Manel Juan
Head of the Immunology Service
It is an extraordinary work, undoubtedly one of the most advanced in the field of adoptive cellular immunotherapy (ACTI) both technically and conceptually, and opens the door to the most personalized approach possible for the treatment of tumors. This is not the first study to test the CRISPR tool for the first time to modify T lymphocytes (as the authors themselves mention, this has already been done with CART), but it is the first to do so with the patient's own T lymphocyte receptors (TCRs), thus managing to direct them against specific antigens of each tumor in each patient.

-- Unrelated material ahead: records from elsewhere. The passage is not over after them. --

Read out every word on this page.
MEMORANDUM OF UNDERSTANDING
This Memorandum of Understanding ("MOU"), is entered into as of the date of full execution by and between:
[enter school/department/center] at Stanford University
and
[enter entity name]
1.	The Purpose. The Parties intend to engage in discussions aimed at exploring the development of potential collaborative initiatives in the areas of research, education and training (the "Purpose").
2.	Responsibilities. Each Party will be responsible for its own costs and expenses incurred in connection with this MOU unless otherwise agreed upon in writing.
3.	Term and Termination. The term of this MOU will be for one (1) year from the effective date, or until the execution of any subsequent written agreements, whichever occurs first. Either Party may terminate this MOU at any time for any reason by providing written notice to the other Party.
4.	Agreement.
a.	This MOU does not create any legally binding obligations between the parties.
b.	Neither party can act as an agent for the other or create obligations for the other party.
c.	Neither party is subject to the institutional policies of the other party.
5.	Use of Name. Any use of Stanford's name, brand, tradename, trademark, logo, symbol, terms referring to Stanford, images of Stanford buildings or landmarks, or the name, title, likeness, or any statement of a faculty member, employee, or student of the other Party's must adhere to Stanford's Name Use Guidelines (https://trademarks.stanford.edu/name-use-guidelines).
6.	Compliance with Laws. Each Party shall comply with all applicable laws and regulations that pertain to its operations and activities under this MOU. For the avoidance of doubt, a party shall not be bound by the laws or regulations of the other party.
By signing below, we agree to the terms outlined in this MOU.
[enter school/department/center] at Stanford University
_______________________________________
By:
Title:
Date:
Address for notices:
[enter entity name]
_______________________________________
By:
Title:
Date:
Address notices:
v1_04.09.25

The work defines how we can genetically modify other lymphocytes from the patient's own blood with various receptors of antitumor T lymphocytes, so that they can be directed against the tumor. The work manages to merge in one proposal the best of the three already successful ITCA approaches, the infusion of tumor infiltrating lymphocytes (TIL therapy), the use of transgenic TCRs and the genetic modification of T lymphocytes with gene editing. Although the focus on TCRs of cytotoxic CD8+ T lymphocytes is obviously a first step and leaves in second place the need to obtain TCRs for CD4+ T cells, which we know are relevant especially in long-term treatments, the proposal allows to raise a personalized treatment scenario for many tumors.
It opens the door to using this personalized ITCA in many types of cancer and potentially in many other diseases defined by the function of the immune system. The good development of ITCA in our country (especially in CART therapy) may make it possible to provide this option to our patients in such a personalized way that it can be considered as an academic treatment.